Je prolonge ici les conclusions de ma série d’articles sur la notion de document abordée par le mind mapping. Le schéma heuristique que j’en ai extrait a placé la lecture numérique en situation de concept nodal, auquel je souhaite désormais me consacrer, sans toutefois prétendre à l’exhaustivité. Il me semble, en effet, que c’est là un objet d’étude trop récent pour qu’il soit tout à fait stabilisé, du moins selon une approche info-documentaire. Aussi, puisqu’il ne constitue pas (encore ?) une entrée du Dictionnaire des concepts info-documentaires, dont je me suis servi pour la notion de « document », je me propose de prendre appui sur celui de l’association Ars industrialis dont je vais m’inspirer.

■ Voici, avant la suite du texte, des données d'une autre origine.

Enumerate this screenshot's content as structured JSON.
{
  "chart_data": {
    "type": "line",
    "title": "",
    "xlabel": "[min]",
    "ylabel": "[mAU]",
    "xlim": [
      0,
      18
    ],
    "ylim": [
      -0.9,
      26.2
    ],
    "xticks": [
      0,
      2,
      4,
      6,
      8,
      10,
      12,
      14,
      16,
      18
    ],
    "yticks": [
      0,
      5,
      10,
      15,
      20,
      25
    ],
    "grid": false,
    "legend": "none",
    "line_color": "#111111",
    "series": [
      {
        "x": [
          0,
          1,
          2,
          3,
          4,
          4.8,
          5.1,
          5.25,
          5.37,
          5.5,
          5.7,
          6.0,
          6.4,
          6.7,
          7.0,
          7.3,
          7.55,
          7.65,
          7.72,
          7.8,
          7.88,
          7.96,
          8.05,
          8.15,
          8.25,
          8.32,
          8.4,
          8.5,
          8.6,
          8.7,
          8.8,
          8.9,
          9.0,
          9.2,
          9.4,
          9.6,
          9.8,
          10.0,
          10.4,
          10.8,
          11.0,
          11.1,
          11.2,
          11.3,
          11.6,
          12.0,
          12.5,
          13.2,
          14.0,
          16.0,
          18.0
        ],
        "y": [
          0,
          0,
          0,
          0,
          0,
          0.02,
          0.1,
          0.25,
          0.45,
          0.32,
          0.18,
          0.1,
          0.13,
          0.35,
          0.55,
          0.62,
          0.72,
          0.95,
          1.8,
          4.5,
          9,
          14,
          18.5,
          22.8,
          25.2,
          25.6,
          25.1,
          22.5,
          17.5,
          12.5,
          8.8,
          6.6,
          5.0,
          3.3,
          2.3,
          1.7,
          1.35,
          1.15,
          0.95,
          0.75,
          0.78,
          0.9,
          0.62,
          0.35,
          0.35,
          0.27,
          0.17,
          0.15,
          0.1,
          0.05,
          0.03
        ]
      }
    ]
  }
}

Il me semble, pour commencer, que la lecture numérique, au même titre que la lecture « classique », suppose que soit défini un projet de lecture. Celui-ci influence le parcours de lecture, qui dépend en grande partie de la culture que nous avons du domaine que nous explorons. C’est là une constante qu’il faut sans doute rappeler si l’on veut considérer l’importance de la validation des contenus, qui guide notre progression, y compris par sérendipité. C’est ouvrir, par ailleurs, tout un champ de notions info-documentaires déclinées autour de celles de pertinence et de fiabilité.

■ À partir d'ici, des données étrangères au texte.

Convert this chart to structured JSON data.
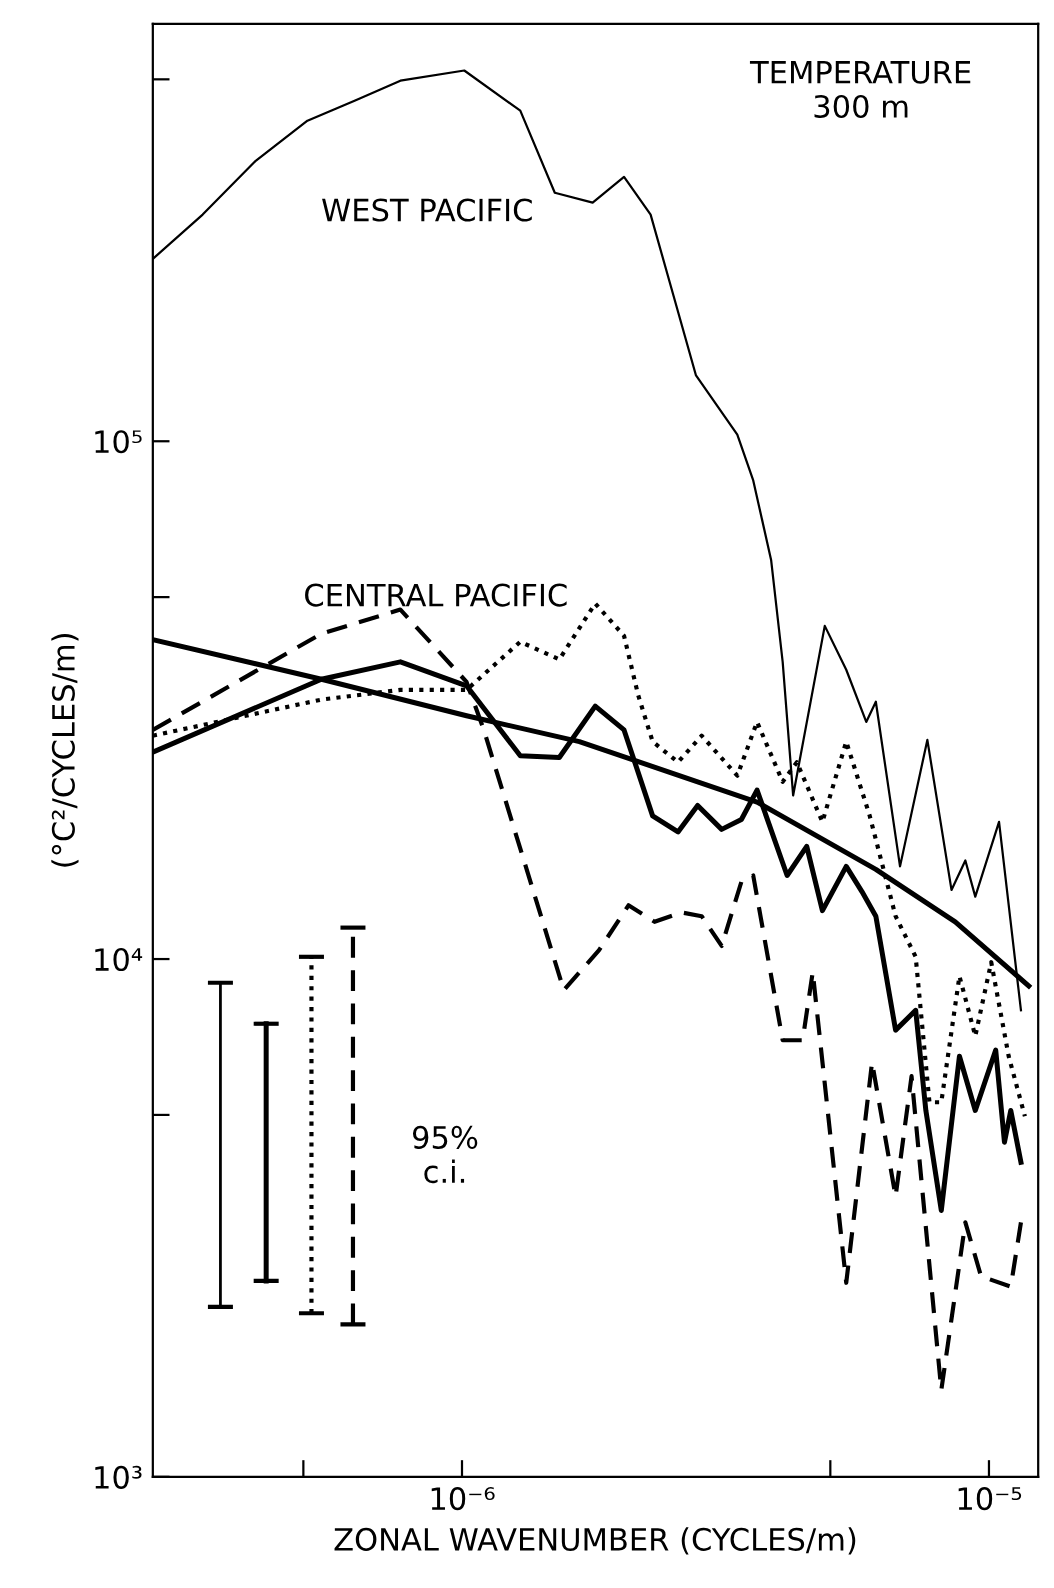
{
  "chart_data": {
    "type": "line",
    "title": "TEMPERATURE\n300 m",
    "xlabel": "ZONAL WAVENUMBER (CYCLES/m)",
    "ylabel": "(°C²/CYCLES/m)",
    "log": "xy",
    "xlim": [
      2.59e-07,
      1.24e-05
    ],
    "ylim": [
      1000,
      640000
    ],
    "xticks": [
      {
        "value": 5e-07,
        "label": null
      },
      {
        "value": 1e-06,
        "label": "10⁻⁶"
      },
      {
        "value": 5e-06,
        "label": null
      },
      {
        "value": 1e-05,
        "label": "10⁻⁵"
      }
    ],
    "yticks": [
      {
        "value": 1000,
        "label": "10³"
      },
      {
        "value": 5000,
        "label": null
      },
      {
        "value": 10000,
        "label": "10⁴"
      },
      {
        "value": 50000,
        "label": null
      },
      {
        "value": 100000,
        "label": "10⁵"
      },
      {
        "value": 500000,
        "label": null
      }
    ],
    "marker": "none",
    "grid": false,
    "annotations": [
      "WEST PACIFIC",
      "CENTRAL PACIFIC",
      "95%\nc.i."
    ],
    "series": [
      {
        "color": "#000000",
        "line_style": "solid",
        "x": [
          2.59e-07,
          3.22e-07,
          4.06e-07,
          5.09e-07,
          6.27e-07,
          7.64e-07,
          1.01e-06,
          1.29e-06,
          1.5e-06,
          1.77e-06,
          2.03e-06,
          2.28e-06,
          2.52e-06,
          2.78e-06,
          3.33e-06,
          3.57e-06,
          3.86e-06,
          4.06e-06,
          4.25e-06,
          4.88e-06,
          5.36e-06,
          5.85e-06,
          6.1e-06,
          6.78e-06,
          7.64e-06,
          8.49e-06,
          9.02e-06,
          9.42e-06,
          1.045e-05,
          1.15e-05
        ],
        "values": [
          225000,
          274000,
          348000,
          416000,
          455000,
          497000,
          520000,
          435000,
          302000,
          289000,
          324000,
          274000,
          191000,
          134000,
          103000,
          84000,
          59000,
          37500,
          20700,
          44000,
          36200,
          28700,
          31400,
          15100,
          26500,
          13600,
          15500,
          13200,
          18400,
          7960
        ]
      },
      {
        "color": "#000000",
        "line_style": "solid",
        "x": [
          2.59e-07,
          5.41e-07,
          7.64e-07,
          1.02e-06,
          1.29e-06,
          1.53e-06,
          1.79e-06,
          2.03e-06,
          2.3e-06,
          2.57e-06,
          2.8e-06,
          3.11e-06,
          3.39e-06,
          3.63e-06,
          4.14e-06,
          4.51e-06,
          4.83e-06,
          5.36e-06,
          5.74e-06,
          6.1e-06,
          6.65e-06,
          7.26e-06,
          7.59e-06,
          8.12e-06,
          8.79e-06,
          9.42e-06,
          1.03e-05,
          1.07e-05,
          1.1e-05,
          1.15e-05
        ],
        "values": [
          25100,
          34700,
          37500,
          33700,
          24700,
          24500,
          30800,
          27700,
          18900,
          17600,
          19800,
          17800,
          18600,
          21200,
          14500,
          16500,
          12400,
          15100,
          13500,
          12100,
          7290,
          7960,
          5100,
          3270,
          6490,
          5100,
          6670,
          4430,
          5100,
          4050
        ]
      },
      {
        "color": "#000000",
        "line_style": "dashed",
        "x": [
          2.59e-07,
          5.41e-07,
          7.64e-07,
          1.02e-06,
          1.1e-06,
          1.56e-06,
          1.82e-06,
          2.07e-06,
          2.32e-06,
          2.61e-06,
          2.85e-06,
          3.11e-06,
          3.39e-06,
          3.57e-06,
          4.06e-06,
          4.43e-06,
          4.63e-06,
          5.36e-06,
          6e-06,
          6.65e-06,
          7.13e-06,
          8.12e-06,
          9.02e-06,
          9.66e-06,
          1.1e-05,
          1.15e-05
        ],
        "values": [
          27700,
          42500,
          47300,
          34300,
          27700,
          8710,
          10400,
          12700,
          11800,
          12300,
          12100,
          10600,
          14100,
          14500,
          6970,
          6970,
          9440,
          2370,
          6320,
          3480,
          5940,
          1470,
          3100,
          2440,
          2330,
          3100
        ]
      },
      {
        "color": "#000000",
        "line_style": "dotted",
        "x": [
          2.59e-07,
          5.41e-07,
          7.64e-07,
          1.02e-06,
          1.29e-06,
          1.53e-06,
          1.79e-06,
          2.03e-06,
          2.16e-06,
          2.3e-06,
          2.57e-06,
          2.85e-06,
          3.33e-06,
          3.63e-06,
          4.06e-06,
          4.32e-06,
          4.83e-06,
          5.36e-06,
          5.94e-06,
          6.65e-06,
          7.26e-06,
          7.71e-06,
          8.12e-06,
          8.79e-06,
          9.42e-06,
          1.01e-05,
          1.09e-05,
          1.17e-05
        ],
        "values": [
          27000,
          31700,
          33100,
          33100,
          41000,
          37900,
          48600,
          42100,
          32300,
          26300,
          24000,
          27000,
          22600,
          28700,
          22000,
          24000,
          18400,
          26300,
          18900,
          12100,
          10100,
          5290,
          5290,
          9270,
          7100,
          9860,
          6490,
          4970
        ]
      },
      {
        "color": "#000000",
        "line_style": "solid",
        "x": [
          2.59e-07,
          5.41e-07,
          1.02e-06,
          1.67e-06,
          3.63e-06,
          6.1e-06,
          8.63e-06,
          1.19e-05
        ],
        "values": [
          41400,
          34700,
          29500,
          26300,
          20100,
          14900,
          11800,
          8870
        ]
      },
      {
        "color": "#000000",
        "line_style": "solid",
        "x": [
          3.48e-07,
          3.48e-07
        ],
        "values": [
          2130,
          9000
        ]
      },
      {
        "color": "#000000",
        "line_style": "solid",
        "x": [
          4.25e-07,
          4.25e-07
        ],
        "values": [
          2390,
          7500
        ]
      },
      {
        "color": "#000000",
        "line_style": "dotted",
        "x": [
          5.18e-07,
          5.18e-07
        ],
        "values": [
          2070,
          10100
        ]
      },
      {
        "color": "#000000",
        "line_style": "dashed",
        "x": [
          6.21e-07,
          6.21e-07
        ],
        "values": [
          1970,
          11500
        ]
      }
    ]
  }
}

Je vous renvoie, sur ce point, à cet autre schéma heuristique, afin d’en explorer l’étendue. Cela me semble d’autant plus fondamental que le contrôle des contenus, dans l’environnement numérique, hors contexte scolaire où cela peut être envisagé, se fait largement a posteriori. De sorte que la lecture numérique convoque des compétences informationnelles, selon l’acception de Philippe Perrenoud (voir le schéma), au-delà d’une stricte approche méthodologique.
Concrètement, ce projet de lecture, caractérisé par l’intention du lecteur, se manifeste lors de lanavigation hypertexte. L’enjeu éducatif, pour nos élèves, consiste, il me semble, à orienter leur parcours de sorte qu’il conserve du sens, selon l’intention, et qu’il fasse sens, selon les objectifs visés. Je ne m’attarderai pas sur ce second point qui mériterait d’être abordé seul en ce qu’il engage un questionnement pédagogique et politique sur les finalités de l’École. En revanche, dans un contexte numérique caractérisé par des données informationnelles pléthoriques et une attention potentiellement distraite, apprendre aux élèves à conserver le fil de leur lecture est fondamental.
Aussi me semble-t-il, sur ce point, qu’il pourrait être pertinent d’élaborer une cartographie sémantique de l’hypertexte qui donne du sens au « champ des possibles » que constitue la navigation des élèves. Il me semble par ailleurs important d’apprendre aux élèves à baliser leur progression de sorte qu’ils en conservent la mémoire. Je pense bien sûr aux sitographies, mais encore aux différentes formes d’annotation et de marquage pour lesquelles je vous renvoie, par exemple, à la récente publication d’Olivier Le Deuff qui introduit, en outre, la notion de publication, afférente à la lecture numérique et sur laquelle je reviendrai dans une autre série d’articles. Il apparait en tout cas ici que la lecture numérique suppose l’acquisition de compétences documentaires.
La lecture numérique renvoie aussi à la notion d’architexte (Emmanuel Souchier), ce qui mêle cette fois compétences documentaires et informatiques, tant au niveau des équipements et de leur modèle sous-jacent (propriétaire/libre par exemple), qu’à celui du design ou encore des dispositifs. Il me semble capital, au delà de la seule lecture du texte, d’aborder l’influence des environnements, en ce qui les caractérise, que l’on se situe du côté des matériels ou des plateformes. A cet égard, je suppose pertinente une approche selon les médias, que le rendu soit textuel, illustré ou sonore (pour ne rester qu’aux formes élémentaires). Ce qui implique des logiciels et des formats variables dont il est sans doute essentiel de connaitre les principales caractéristiques afin de pouvoir anticiper une production (en particulier pour le transmédia, structure documentaire émergente). Mais encore une connaissance de plateformes plurielles afin de ne pas rester sous la dépendance d’un dispositif unique. Je suppose capital, sur ce point, que soient appréhendés différents modèles dans une logique de comparaison. Ce serait là apporter une réponse aux enjeux sociocognitifs et politiques posés par le numérique.
Au moment de conclure je m’aperçois avoir pris pour trame, à dessein peut être, par conviction certainement, le tryptique culture des médias, documentaire et informatique de la culture informationnelle. Sur ces bases, dans une série d’articles à venir, je m’emploierai à proposer des séquences pédagogiques construites à partir de ce petit inventaire des savoirs info-documentaires associés à la lecture numérique.